Tearfund hosted a meeting in Parliament today and were joined by the Trussell Trust, the Christian charity who are behind many of the food banks which have been springing up across the country. Their aim is to step into the breach if a family hits a crisis and to provide a limited supply of food, provided by local people and businesses free of charge, until appropriate state or alternative provision can be arranged. As times get tougher, the numbers needing this kind of help are steadily increasing and their volunteers are doing amazing work.
Of course, as we know from our experience overseas, emergency aid like this is a vital sticking plaster, but inadequate on its own. Foodbanks are a crucial last port of call but can’t provide a sustainable solution for families or act as a replacement for the state. What is clear is that, in the UK as well as overseas, the church needs to go beyond emergency relief to build longer term resilience and to tackle the root causes of hunger – and in many cases it is.
Other organisations, like Christians Against Poverty (who I’m proud to say Tearfund helped to birth), provide debt counselling, and the Lighthouse Group, who Tearfund also partners with, are mentoring and counselling kids at risk of being excluded from school.

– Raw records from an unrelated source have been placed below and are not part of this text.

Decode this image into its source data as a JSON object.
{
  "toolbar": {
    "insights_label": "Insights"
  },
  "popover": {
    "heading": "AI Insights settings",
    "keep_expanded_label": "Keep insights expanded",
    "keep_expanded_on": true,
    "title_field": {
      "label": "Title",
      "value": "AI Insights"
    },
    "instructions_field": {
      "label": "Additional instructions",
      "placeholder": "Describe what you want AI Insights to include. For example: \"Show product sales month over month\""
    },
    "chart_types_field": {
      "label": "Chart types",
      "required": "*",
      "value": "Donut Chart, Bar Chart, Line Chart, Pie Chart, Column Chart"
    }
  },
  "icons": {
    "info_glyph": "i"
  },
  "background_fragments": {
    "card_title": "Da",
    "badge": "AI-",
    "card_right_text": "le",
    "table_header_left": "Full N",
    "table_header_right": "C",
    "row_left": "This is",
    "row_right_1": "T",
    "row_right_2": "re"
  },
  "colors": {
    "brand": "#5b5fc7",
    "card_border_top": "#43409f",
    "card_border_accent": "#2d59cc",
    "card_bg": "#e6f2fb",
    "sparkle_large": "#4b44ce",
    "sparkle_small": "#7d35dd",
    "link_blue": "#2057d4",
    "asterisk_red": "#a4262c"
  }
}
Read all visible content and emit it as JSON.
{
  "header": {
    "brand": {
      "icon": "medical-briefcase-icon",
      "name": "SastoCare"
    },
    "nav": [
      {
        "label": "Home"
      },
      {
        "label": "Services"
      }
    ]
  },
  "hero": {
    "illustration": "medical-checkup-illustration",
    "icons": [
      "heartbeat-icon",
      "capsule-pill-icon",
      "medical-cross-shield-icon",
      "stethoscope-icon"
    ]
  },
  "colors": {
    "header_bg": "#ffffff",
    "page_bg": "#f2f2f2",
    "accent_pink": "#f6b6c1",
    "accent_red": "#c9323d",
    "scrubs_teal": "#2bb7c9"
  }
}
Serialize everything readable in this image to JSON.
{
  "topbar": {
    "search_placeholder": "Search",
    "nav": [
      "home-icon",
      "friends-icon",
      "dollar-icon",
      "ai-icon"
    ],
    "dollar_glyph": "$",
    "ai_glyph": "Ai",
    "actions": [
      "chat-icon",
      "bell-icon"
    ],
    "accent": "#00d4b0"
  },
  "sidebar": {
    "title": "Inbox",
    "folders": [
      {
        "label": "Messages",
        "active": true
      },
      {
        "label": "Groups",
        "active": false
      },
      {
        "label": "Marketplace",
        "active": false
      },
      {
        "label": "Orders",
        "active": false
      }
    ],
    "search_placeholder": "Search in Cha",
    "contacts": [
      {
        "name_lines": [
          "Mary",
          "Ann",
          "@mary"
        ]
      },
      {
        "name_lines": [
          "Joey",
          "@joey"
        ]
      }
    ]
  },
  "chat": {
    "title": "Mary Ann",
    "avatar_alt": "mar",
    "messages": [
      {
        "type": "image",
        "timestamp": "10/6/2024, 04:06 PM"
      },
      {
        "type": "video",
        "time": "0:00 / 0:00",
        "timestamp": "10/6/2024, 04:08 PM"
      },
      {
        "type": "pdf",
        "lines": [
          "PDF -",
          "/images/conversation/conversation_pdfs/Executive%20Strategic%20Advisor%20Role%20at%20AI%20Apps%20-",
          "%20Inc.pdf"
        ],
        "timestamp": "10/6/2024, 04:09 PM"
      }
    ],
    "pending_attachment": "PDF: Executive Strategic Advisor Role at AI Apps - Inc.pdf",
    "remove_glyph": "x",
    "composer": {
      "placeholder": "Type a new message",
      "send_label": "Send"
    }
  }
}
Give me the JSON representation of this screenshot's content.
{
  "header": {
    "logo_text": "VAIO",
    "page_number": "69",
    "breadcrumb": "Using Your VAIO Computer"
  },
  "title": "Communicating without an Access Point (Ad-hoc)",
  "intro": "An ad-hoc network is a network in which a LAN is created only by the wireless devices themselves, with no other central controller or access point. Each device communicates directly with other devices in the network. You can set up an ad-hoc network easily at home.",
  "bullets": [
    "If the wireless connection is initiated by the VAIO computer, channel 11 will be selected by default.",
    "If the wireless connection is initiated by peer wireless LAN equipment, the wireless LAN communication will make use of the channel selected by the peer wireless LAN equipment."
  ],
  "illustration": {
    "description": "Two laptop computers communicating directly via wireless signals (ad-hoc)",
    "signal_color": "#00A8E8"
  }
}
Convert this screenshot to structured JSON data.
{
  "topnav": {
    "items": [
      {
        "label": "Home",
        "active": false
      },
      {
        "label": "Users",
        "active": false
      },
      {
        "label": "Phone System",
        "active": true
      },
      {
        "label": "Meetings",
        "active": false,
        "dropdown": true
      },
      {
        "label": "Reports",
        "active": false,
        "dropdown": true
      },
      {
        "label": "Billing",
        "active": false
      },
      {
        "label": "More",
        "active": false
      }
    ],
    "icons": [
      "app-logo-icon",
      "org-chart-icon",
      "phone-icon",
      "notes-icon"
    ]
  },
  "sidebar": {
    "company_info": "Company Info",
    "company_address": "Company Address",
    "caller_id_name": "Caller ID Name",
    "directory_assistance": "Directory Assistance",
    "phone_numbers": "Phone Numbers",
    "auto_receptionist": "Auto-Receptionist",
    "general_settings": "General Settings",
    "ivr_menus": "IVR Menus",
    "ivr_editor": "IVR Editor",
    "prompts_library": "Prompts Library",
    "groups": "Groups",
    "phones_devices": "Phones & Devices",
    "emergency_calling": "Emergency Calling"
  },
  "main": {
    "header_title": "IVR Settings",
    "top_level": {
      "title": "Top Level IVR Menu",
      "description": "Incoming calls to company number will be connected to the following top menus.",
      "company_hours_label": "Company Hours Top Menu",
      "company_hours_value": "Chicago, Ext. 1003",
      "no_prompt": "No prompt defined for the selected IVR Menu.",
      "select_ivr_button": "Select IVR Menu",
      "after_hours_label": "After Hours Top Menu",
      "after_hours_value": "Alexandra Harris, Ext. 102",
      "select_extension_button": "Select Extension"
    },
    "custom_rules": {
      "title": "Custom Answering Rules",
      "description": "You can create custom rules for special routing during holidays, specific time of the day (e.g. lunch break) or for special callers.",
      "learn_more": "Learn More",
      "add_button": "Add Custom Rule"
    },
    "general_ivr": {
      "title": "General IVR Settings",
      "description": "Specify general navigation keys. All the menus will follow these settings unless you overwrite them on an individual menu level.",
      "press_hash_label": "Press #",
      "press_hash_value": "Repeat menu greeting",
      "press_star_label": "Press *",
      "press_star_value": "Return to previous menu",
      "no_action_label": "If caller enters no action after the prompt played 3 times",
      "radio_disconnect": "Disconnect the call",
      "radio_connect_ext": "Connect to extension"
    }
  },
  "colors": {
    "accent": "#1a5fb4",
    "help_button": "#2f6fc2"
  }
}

These kind of initiatives help to people to take control of their own situation before crisis point is reached, to manage their resources and to develop skills which should equip them well for the long term and ensure that meals are not missed.
And churches and NGOs in the UK are also engaging with policy makers – from local authorities to the Prime Minister – to hold leaders to account for the way that they deal with those in most need. In Parliament today, Chris Mould, the Executive Chairman of Trussell Trust, quoted the prophet Jeremiah to remind the MPs and Lords there that their responsibility should be to defend the cause of the poor and the needy. He explained that many of the people who arrive in food banks are there because the wages they are earning are too low to support the whole family, or because they have fallen through a bureaucratic gap. There are policy changes that they could work for which could improve this situation.
The church and many others in society are doing great work, but let’s not rest on our laurels. While people are hungry we need to continue to meet their immediate needs, empower them to feed themselves and to work with them to tackle the injustices which keep them hungry. Let’s make 2013 a year to remember for the right reasons.